AUBK’s BCA affirmation reflects Moody’s view that upon completion of the transaction the bank’s operations and standalone financial profile are not expected to change significantly. Until then, the bank’s baa3 BCA will continue to capture: (1) solid profitability, driven by its corporate banking franchise; combined with (2) sound capital adequacy and solid liquidity buffers; although moderated by (3) significant credit and funding concentrations.
Moody’s affirmation of AUBK’s A2 deposit ratings is also based on continued very high government support assumptions for the bank upon transaction completion, which translates into four notches of uplift from the bank’s baa3 BCA. This assessment reflects (1) the bank’s importance to the local banking system, with a market share of around 6% in terms of total assets in Kuwait; (2) the Kuwaiti government’s ownership stake in the bank (a 12.3% holding through the Public Institution For Social Security); and (3) the government’s strong track record of supporting financial institutions in times of stress.

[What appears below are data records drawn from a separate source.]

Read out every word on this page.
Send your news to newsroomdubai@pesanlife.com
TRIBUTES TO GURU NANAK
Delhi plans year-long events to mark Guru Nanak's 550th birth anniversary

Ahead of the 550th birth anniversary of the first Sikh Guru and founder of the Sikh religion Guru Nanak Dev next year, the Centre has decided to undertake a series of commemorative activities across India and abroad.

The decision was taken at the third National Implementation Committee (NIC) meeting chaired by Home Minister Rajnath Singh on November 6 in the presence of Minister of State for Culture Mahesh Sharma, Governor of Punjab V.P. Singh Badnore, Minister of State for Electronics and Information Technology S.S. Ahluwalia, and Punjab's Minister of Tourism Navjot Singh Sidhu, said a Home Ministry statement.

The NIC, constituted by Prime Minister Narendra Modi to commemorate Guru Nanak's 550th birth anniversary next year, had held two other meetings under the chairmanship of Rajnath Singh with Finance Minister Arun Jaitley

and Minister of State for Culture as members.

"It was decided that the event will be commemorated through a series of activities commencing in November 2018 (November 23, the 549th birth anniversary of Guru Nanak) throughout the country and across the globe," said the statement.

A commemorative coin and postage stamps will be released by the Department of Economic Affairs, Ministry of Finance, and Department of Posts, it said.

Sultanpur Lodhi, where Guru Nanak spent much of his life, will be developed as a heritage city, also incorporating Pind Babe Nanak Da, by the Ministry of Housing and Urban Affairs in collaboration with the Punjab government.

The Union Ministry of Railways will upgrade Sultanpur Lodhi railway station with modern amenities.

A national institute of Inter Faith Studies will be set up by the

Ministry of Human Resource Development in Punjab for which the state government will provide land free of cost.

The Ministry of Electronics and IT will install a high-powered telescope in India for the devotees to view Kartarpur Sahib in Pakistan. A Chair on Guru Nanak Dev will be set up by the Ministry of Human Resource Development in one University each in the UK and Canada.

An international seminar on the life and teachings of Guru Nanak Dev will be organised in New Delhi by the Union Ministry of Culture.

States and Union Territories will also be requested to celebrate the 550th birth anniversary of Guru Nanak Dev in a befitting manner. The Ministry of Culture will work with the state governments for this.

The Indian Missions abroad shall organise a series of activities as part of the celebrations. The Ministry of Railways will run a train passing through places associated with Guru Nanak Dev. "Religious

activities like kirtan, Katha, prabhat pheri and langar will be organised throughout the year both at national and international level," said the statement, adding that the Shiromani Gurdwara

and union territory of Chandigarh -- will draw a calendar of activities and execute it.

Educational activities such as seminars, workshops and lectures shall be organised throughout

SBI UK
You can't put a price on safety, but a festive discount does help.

Governance is highly relevant for both KFH and AUBK, as it is to all banks operating in the GCC. Although Moody’s does not have any particular governance concern for both banks, nonetheless, corporate governance remains a key credit consideration and requires ongoing monitoring.
Upward pressure on KFH’s ratings could develop from any combination of the following: (1) successful integration across various geographies without significant customer attrition or financial implication; (2) increase in profitability driven by stronger market positioning along with realization of synergies and no unexpected increase in one-time integration costs; and/or (3) increase in notches of uplift from government support.
Upward pressure on AUBK’s ratings could develop from a material reduction in its credit and funding concentrations and/or potential future parental support rating uplift coming from KFH upon completion of the transaction.
Although downward pressure on KFH’s ratings is not expected over the near term as indicated by the positive outlook, the outlook on KFH’s ratings would be revised to stable at the current ratings level, if there were: (1) integration challenges negatively impacting profitability; or (2) unexpected changes in its asset risk profile as a result of significantly higher borrower or sector concentrations following the acquisition. In addition, KFH’s A1 deposit rating already benefits from five notches of uplift from its baa3 BCA against a Kuwaiti average of four notches of uplift. As such, Moody’s can stabilize the ratings if the BCA is affirmed and uplift is maintained at five notches.
Downward pressure on AUBK’s ratings could develop from a deterioration in its asset quality as well as capitalization and/or a material weakening in its liquidity. Also, upon completion of the transaction, significant downsizing of the bank’s balance sheet through the expected conversion into a digital bank could exert downward pressure on the bank’s ratings.